Une industrie mondialisée dominée par les constructeurs européens

Dans un contexte de nouvelle ère industrielle, le rôle des machines est essentiel pour fabriquer des matériaux textiles innovants. L’industrie des machines textiles est une industrie complexe qui requiert une expertise étendue du textile, de la mécanique et de l’électronique, et nécessite d’importants investissements en recherche. Aussi peu de pays sont-ils capables de produire des machines à un niveau suffisant de haute technologie. Adaptabilité, flexibilité et coût attractif sont les maîtres mots qui influent sur la décision d’achat de nouveaux équipements textiles.

Ce secteur d’activité a comme principaux pays leaders l’Allemagne, le Japon, l’Italie, la Chine, la Suisse, la France, et sa production mondiale devrait atteindre 22,9 milliards de dollars en 20171. L’Europe reste le principal centre de production de machines textiles dans le monde. Le Cematex (Comité Européen des Constructeurs de Machines Textiles) rassemble les principales organisations nationales européennes. Dans ce secteur très mondialisé, la compétition est féroce, et les avancées technologiques très protégées avec un recours généralisé aux dépôts de brevets.

Tandis que le prix de l’énergie et des matières premières va croissant, les fabricants textile cherchent à optimiser leur production avec des processus plus efficaces, économisant énergie et matière première. Les technologies durables sont donc un axe clé de cette industrie. L’association italienne ACIMIT (Association of Italian Textile Machinery) coordonne le projet « Sustainable Technologies » qui promeut le management intelligent de l’énergie, des ressources en eau et des substances textiles dans les machines textiles. L’efficacité énergétique est une thématique majeure pour la VDMA (Verband Deutscher Maschinen-und Anlagenbau), la puissante association de constructeurs de machines allemands, forte de 120 compagnies dans le secteur textile, qui a développé l’initiative BLUecoMPETENCE.

Le rôle des constructeurs de machines dans l’innovation sur les textiles techniques

Les constructeurs de machines jouent un rôle important dans l’innovation sur les textiles techniques. Leur collaboration avec les concepteurs de nouveaux produits techniques est primordiale.
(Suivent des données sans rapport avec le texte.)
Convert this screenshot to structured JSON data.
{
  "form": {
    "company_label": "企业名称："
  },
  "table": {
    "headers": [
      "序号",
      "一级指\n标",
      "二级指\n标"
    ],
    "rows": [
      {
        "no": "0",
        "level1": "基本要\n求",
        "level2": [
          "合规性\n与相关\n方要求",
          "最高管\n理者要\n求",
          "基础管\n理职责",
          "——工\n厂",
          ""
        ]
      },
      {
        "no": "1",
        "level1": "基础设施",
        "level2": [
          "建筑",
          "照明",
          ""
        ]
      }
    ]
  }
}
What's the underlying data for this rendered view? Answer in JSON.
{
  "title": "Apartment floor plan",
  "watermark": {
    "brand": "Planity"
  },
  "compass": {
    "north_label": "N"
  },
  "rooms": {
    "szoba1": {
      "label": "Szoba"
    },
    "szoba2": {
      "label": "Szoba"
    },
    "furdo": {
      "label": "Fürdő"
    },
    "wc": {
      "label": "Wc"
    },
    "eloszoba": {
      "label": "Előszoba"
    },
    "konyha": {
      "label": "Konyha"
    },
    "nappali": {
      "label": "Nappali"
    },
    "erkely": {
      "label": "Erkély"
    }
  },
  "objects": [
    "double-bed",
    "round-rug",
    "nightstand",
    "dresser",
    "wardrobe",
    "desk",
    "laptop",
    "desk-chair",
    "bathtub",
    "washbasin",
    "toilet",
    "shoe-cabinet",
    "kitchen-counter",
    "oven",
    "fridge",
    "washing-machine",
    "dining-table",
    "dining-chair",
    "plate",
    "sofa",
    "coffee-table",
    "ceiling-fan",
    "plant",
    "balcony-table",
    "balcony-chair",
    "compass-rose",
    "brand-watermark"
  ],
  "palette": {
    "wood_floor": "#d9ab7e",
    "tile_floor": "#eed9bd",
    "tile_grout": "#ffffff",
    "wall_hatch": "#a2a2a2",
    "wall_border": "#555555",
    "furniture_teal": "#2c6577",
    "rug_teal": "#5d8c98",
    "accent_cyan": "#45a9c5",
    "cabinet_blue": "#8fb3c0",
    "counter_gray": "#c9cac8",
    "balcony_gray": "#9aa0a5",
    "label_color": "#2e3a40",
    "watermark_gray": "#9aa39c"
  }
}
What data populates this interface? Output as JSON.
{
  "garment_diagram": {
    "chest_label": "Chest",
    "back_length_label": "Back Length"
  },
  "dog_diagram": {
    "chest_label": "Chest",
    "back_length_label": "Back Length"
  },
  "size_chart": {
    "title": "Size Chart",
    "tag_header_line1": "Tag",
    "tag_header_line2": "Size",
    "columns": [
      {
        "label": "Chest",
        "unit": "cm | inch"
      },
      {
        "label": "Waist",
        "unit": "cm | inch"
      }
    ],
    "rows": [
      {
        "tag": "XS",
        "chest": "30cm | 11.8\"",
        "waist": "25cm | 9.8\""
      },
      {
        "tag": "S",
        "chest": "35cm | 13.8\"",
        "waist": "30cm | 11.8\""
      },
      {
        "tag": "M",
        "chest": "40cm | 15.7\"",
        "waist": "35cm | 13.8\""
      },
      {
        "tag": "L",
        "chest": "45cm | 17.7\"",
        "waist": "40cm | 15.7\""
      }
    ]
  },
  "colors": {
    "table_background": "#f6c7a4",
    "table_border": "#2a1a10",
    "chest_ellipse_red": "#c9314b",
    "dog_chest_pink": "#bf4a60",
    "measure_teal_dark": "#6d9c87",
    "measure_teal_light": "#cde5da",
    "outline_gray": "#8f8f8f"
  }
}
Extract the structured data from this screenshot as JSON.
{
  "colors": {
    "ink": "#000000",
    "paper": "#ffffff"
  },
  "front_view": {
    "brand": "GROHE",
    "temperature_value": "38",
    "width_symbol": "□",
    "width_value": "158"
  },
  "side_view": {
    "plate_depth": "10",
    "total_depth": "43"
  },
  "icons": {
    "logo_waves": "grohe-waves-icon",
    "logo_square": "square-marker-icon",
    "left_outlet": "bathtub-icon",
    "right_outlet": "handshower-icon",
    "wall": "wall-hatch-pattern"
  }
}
Beaucoup de projets textiles soutenus auprès de PME par le groupe public français Bpifrance (ex OSEO) concernent la mise au point d’une machine spécifique. Les industriels du textile exigent des technologies plus efficaces en matière de consommation d’énergie. Pour être plus efficientes, les machines ont besoin d’être plus intelligentes. Les contrôleurs à capacité d’apprentissage permettent d’ajuster en direct le comportement des machines.

Le marché mondial évoluant très rapidement, il nécessite une grande diversité de machines. Les principaux acteurs du secteur ont adapté leur gamme pour proposer des machines modulaires et reconfigurables, embarquant des logiciels de contrôle issus des télécoms et de l’avionique. Les derniers développements technologiques portent sur le tissage, le jacquard, l’insertion de la trame, la finition, le cardage. Les machines s’adaptent aussi à la demande croissante pour les produits non-tissés et les fibres respectueuses de l’environnement.


Pour la production de non-tissés, on peut travailler de grandes largeurs, améliorer la manutention et la consolidation des voiles et rationaliser le traitement des déchets textiles. Les machines traditionnelles de filage sont renforcées pour convenir aux fibres de haute ténacité. Les machines de tissage sont adaptées aux besoins des nouveaux matériaux, comme les fibres de verre, de métal ou d’aramide. Les procédés de finition accueillent des technologies high-tech comme le traitement laser ou plasma, pour créer des effets spéciaux.


Les leaders mondiaux du secteur des constructeurs de machines textiles

L’Allemagne a consolidé sa position de leader en tant qu’exportateur européen et mondial, réalisant 4,1 milliards de dollars à l’export en 2012, avec 57 % en Asie, 28% en Europe et 6 % aux États-Unis, et elle bénéficie d’une image de haute qualité technologique. La fédération de fabricants de machines VDMA est l’une des branches les plus puissantes de l’ingénierie allemande. Son bureau exécutif comprend les dirigeants des plus prestigieux constructeurs, en particulier Karl Mayer, Trützschler, ou Liba, pour le secteur textile. Des partenariats sont noués avec les instituts de recherche. Ainsi le constructeur Tajima GmbH et l’institut TITV ont travaillé ensemble à la fabrication industrielle de textiles lumineux en modifiant les machines de broderies pour automatiser le placement des composants LEDs.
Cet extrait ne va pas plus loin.